Please Keep Priorities Front of Mind.

 









The name on the box of Peterborough Chocolates didn't ring any bells with me. Still though, I felt it was important to get my coat from the other room. I usually don't mind engaging in the flattery which comes with the territory, but tonight—of all nights!—I was sure if I looked long and hard enough, I'd find just the multicolored wad I'd had my eyes on from the very beginning. It was soon plain as day that this was not to be. The truss started to itch and my goniff became fully inflamed. This is usually the part of the story where a very eligible stranger enters the action and one or another of us has to make a decision which we may regret for the rest of our natural life. In this account, however, you should expect nothing of the kind.



What we'd like to keep close to our vest is the way certain people are triggered into an intimidating silence if any of us so much as looks the wrong way while we listen to instructions over an old short wave radio set out in the garage. When my wife arranges to bring an oversized tablecloth into a high-end shopping emporium in lieu of a budget-busting leukemia outreach campaign, I finally feel free to operate on all cylinders. My mind is racing but my pacing is secure. I know that if even one package is to be found back at the lodge, I will be asked to supply one or more cable TV executives with data-centric compound herbivores before anyone else arrives with an infant broadband solution writ large. Also, it's quite plain that if any of us ever stop giving one hundred and ten percent of our victims' retirement funds to the war effort, then the socially binding sense of shared sacrifice could become just another relic of a more innocent time. That would not be a desired outcome.

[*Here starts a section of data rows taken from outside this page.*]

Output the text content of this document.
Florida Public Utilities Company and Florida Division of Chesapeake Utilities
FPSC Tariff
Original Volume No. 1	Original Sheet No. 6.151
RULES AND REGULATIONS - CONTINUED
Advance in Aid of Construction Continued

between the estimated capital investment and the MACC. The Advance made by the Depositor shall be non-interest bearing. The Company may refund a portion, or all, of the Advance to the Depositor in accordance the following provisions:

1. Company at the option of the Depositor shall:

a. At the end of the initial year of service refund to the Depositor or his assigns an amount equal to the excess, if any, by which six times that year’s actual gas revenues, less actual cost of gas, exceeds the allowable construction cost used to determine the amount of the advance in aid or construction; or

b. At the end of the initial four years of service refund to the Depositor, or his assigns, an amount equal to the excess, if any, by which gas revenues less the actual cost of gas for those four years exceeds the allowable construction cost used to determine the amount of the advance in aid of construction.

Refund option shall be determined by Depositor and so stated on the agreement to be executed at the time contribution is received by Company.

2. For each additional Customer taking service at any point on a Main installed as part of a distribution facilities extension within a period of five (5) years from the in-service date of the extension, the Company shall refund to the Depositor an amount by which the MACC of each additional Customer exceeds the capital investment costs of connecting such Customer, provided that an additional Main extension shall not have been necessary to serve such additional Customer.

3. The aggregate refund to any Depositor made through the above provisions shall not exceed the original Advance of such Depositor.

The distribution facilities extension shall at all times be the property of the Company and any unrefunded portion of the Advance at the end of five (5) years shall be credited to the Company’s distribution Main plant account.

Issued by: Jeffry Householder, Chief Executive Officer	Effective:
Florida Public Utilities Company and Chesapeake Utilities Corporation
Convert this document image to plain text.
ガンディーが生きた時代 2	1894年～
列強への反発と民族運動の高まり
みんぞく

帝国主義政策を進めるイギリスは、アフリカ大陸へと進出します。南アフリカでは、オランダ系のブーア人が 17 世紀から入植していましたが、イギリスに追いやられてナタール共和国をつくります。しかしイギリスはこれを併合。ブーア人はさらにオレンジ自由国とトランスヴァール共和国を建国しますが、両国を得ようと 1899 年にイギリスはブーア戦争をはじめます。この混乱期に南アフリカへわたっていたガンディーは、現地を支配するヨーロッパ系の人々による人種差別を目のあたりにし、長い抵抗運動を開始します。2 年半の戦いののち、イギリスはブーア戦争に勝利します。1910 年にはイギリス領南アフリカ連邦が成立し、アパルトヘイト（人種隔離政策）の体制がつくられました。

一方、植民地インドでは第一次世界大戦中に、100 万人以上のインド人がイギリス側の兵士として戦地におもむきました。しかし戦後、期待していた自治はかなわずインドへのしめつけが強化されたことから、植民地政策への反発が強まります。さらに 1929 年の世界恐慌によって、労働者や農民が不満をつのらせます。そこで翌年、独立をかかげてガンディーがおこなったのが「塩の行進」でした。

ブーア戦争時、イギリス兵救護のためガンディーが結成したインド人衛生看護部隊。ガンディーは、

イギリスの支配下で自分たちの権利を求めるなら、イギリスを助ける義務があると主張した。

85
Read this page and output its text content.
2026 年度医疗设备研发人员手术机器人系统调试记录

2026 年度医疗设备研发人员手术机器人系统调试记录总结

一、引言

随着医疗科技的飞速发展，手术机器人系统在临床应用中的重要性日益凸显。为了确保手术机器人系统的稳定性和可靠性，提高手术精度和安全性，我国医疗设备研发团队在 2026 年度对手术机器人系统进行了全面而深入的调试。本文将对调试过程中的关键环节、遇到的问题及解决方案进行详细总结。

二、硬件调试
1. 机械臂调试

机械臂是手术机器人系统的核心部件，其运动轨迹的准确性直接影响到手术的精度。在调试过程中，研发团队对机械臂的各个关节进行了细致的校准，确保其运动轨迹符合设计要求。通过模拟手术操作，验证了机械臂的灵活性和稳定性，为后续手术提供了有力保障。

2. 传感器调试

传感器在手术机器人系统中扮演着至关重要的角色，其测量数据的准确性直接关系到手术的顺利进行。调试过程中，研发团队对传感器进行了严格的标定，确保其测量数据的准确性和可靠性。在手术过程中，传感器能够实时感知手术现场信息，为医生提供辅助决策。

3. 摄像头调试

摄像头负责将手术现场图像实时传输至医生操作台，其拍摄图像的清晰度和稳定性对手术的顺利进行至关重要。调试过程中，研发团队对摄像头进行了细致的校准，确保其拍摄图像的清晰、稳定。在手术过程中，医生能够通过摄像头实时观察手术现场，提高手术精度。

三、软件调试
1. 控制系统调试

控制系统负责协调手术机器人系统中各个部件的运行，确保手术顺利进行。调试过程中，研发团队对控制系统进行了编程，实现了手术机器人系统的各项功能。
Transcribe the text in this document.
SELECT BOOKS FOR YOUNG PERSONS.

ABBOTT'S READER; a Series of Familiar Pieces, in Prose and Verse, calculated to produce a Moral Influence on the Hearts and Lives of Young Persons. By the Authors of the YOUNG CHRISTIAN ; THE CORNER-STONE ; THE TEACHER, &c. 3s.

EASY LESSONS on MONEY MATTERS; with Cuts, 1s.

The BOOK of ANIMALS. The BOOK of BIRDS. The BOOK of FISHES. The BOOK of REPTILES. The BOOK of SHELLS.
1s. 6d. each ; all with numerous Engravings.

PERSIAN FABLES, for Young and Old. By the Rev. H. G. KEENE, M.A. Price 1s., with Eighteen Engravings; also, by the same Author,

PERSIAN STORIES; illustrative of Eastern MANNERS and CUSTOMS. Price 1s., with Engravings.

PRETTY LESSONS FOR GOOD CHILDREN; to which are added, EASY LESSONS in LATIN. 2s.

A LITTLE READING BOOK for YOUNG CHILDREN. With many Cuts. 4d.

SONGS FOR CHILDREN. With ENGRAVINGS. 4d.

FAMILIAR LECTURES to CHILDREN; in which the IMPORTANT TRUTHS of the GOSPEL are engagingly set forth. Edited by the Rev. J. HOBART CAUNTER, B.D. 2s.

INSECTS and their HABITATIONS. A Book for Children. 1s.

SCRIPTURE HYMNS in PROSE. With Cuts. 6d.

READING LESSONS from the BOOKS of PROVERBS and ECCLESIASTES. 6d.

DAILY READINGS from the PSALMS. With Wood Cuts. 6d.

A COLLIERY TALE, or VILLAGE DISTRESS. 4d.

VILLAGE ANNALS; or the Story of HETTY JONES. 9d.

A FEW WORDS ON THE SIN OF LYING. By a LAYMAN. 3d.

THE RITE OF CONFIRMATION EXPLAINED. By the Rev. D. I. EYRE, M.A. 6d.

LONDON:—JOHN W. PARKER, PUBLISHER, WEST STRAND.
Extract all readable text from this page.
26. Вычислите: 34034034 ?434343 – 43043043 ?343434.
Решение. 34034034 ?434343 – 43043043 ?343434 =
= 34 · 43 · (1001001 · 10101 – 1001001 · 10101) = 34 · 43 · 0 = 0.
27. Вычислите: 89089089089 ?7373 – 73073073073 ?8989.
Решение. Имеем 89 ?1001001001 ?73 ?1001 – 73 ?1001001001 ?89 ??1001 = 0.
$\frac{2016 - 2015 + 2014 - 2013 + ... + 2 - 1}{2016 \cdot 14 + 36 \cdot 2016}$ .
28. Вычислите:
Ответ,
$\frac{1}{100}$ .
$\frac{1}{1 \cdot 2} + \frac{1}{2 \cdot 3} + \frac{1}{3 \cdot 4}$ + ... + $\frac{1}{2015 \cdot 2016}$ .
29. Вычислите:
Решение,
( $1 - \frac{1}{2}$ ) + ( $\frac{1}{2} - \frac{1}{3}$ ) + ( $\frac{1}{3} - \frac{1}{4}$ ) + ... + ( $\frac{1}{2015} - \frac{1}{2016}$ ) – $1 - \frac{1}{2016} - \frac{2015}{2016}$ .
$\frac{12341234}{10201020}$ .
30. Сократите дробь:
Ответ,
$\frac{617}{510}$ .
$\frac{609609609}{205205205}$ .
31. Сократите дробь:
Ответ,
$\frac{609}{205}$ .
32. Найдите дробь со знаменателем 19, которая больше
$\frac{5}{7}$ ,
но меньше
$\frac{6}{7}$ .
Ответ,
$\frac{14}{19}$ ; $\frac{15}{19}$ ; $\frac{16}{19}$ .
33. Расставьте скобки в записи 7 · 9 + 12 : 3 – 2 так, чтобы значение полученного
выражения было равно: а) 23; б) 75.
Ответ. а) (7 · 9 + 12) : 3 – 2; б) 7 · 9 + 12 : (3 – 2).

The sales slip was all but ironed out, my cardboard cutout was placed on the promontory and a small ration of lip serpos was left under an overwrought beach piling at just the right angle to engage the random passerby in a fruitless search for answers. I was in my 5 o'clock best and the kids were stuck in the back yard trying to remove a suspicious stick from an enigmatic hole. I told my wife that I'd meet with her later at the diner once the flooding became unavoidably serious. She moved back in with her estranged family. I made do with a pre-cut portion of freeze-dried French toast. On or about the thirty-seventh I got it through my thick skull that no one would be showing up for Bible practice anymore. I asked around and learned to my dismay that my bench privileges had seen better days. By which I mean that if you or anyone else squints very hard, they might not have the slightest difficulty digesting some troubling highlights from our quarterly bulletin. As if.